A key finding of the study is that half of South Africa’s fathers had a low level of involvement with their children in that they seldom or never saw their children. Those fathers who were positively involved in their children lives were more like to contribute to their financial support.
Positive father presence and involvement is associated with increased child protection and lower levels of high risk behaviour by fathers. In addition, they are more likely to retain steady employment and to be part of households with higher levels of expenditure.
“We wanted to highlight the importance of positive father presence in the lives of children by exploring the ways in which social and cultural factors may worsen father absence. We also wanted to recommend practical steps to address this.
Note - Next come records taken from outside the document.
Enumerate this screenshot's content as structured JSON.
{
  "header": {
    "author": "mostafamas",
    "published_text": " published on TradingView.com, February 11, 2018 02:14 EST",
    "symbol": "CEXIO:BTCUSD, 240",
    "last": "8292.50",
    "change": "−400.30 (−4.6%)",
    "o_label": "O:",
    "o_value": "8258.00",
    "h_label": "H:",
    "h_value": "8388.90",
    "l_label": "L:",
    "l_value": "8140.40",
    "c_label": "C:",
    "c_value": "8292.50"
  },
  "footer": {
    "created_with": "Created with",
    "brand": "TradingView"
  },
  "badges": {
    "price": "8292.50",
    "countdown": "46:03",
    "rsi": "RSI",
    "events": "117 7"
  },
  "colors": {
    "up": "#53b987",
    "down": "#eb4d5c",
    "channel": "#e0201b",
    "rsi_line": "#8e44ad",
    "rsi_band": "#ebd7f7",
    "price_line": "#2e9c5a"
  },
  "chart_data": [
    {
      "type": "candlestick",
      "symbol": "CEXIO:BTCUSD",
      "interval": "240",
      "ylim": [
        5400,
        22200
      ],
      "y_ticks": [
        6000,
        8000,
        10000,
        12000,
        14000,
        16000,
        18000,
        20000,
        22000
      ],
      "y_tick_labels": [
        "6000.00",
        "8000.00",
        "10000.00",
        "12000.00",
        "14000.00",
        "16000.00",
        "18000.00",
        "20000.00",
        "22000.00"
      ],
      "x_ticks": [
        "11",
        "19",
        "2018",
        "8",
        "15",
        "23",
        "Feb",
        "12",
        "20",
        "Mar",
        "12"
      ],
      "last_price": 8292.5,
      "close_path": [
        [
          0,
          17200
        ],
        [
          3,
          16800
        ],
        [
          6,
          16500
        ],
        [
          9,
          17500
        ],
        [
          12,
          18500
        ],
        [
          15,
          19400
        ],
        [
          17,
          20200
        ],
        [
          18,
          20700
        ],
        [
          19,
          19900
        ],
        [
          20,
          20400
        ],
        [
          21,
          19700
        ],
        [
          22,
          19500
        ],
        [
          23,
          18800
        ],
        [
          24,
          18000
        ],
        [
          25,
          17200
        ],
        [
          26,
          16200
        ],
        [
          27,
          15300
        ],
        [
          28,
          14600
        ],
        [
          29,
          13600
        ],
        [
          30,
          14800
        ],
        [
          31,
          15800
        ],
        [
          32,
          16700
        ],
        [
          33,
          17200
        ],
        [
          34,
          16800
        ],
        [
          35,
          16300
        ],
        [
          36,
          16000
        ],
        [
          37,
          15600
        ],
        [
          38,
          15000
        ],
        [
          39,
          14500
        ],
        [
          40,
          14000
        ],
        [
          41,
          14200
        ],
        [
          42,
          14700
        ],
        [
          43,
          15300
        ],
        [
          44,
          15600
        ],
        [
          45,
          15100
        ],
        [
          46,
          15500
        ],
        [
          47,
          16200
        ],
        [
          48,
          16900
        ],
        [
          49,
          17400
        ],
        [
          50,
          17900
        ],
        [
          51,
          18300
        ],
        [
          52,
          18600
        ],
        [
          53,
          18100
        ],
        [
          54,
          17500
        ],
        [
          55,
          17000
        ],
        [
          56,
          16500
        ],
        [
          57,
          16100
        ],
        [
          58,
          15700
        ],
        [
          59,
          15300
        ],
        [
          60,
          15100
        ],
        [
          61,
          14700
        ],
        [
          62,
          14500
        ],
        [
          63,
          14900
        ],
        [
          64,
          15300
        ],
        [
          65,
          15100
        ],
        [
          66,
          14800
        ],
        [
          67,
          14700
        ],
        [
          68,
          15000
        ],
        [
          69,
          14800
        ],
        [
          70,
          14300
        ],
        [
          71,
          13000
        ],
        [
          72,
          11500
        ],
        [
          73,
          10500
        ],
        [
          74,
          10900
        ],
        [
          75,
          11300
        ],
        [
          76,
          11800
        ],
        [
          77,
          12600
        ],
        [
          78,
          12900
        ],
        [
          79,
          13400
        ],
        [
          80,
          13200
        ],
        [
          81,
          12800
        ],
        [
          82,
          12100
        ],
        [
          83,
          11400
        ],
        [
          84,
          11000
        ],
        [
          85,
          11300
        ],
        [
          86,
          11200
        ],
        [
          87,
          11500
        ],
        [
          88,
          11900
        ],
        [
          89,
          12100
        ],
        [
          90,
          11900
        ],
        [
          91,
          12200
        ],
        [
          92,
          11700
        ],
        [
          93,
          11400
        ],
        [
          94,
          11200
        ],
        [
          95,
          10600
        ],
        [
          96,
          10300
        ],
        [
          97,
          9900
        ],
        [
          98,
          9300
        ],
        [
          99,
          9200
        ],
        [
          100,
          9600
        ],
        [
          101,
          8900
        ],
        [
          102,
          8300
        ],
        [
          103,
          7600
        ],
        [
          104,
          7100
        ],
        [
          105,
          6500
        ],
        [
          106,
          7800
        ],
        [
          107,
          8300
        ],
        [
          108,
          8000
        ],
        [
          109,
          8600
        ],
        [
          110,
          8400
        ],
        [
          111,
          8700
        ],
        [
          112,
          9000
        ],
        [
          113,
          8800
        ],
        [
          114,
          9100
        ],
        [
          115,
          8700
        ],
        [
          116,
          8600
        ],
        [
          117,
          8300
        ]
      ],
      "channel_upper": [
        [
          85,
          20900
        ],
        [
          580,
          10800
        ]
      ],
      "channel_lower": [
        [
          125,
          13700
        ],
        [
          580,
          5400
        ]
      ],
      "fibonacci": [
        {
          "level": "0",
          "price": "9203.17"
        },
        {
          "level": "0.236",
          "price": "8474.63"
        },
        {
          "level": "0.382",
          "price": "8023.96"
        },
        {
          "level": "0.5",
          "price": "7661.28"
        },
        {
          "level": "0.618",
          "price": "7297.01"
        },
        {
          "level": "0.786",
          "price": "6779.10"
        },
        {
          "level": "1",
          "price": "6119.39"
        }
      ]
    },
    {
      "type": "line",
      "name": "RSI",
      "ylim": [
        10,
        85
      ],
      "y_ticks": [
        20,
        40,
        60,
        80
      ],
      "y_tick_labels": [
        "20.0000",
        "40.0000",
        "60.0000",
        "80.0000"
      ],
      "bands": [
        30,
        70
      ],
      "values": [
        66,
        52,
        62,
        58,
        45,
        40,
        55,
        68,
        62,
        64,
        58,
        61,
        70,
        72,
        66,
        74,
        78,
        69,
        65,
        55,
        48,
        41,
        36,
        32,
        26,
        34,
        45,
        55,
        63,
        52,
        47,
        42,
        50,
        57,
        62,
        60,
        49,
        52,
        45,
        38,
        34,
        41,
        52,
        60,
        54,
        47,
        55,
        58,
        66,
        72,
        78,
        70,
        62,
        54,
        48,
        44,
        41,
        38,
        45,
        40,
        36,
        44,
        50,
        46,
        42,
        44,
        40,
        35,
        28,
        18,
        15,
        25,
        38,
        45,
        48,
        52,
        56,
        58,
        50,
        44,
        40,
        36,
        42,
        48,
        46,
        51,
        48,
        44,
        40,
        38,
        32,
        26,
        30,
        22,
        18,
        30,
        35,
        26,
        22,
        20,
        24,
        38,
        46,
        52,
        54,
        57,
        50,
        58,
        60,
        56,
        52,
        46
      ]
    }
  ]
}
The absent fathers who were part of the study were from Alexandra, Doornkop, Tembisa and Devland in Johannesburg. Group discussions with the forty fathers showed how society may respond to the challenge of absent fathers.
The fathers identified factors that influenced father absence, such as inflexible opinions about masculinity and gender roles, poverty, cultural challenges such as the payment of lobola and damages, and conflicts and communication breakdowns in parental relationships.
As one of the participants in the study pointed out, “Culture sometimes … makes us run away from our kids. I am a Zulu and I have a child that I raised from when she was still young, I supported her but as time went on I had to pay damages in order to see her. Even now, I am unable to see her because I don’t have money.”
Mavungu is quick to point out that for the fathers who are present in their children’s lives the challenge is to not just be a physical presence but a positive and involved presence.
“Positive father presence is not only about providing material or financial support, but providing guidance, cultural orientation, emotional support, recreational companionship and also taking part equally in care-work, especially during a child’s formative years,” he says.
Sonke’s Hayley Thomson de-Boor agrees. “Positive father presence means reducing the burden placed upon mothers and will benefit men themselves – enabling them to strengthen their skills in nurturing and caring, allowing them to become more emotionally aware, communicative and gentle. It is important for different forms of fatherhood to be promoted, rather than traditional ideas of men being silent, distant disciplinarians.
“Positive father presence is also about fathers taking their fair share of the domestic and care work and embracing gender equitable attitudes such as nonviolence, so positive father presence can be a pathway to reducing men’s involvement in risky behaviours including alcohol abuse, drug use, and violence.”
“Some of the ways in which positive father involvement can be stimulated is by increasing men’s exposure to childcare skills, parental leave for fathers, encouraging men’s participation in ante-natal classes and in childbirth, and developing support groups for fathers,” concludes Mavungu.
The message of the study is that paternal involvement is highly influenced by the way people think about fatherhood. The research encourages South Africans, fathers and men to participate in care activities and protection of children beyond being providers only.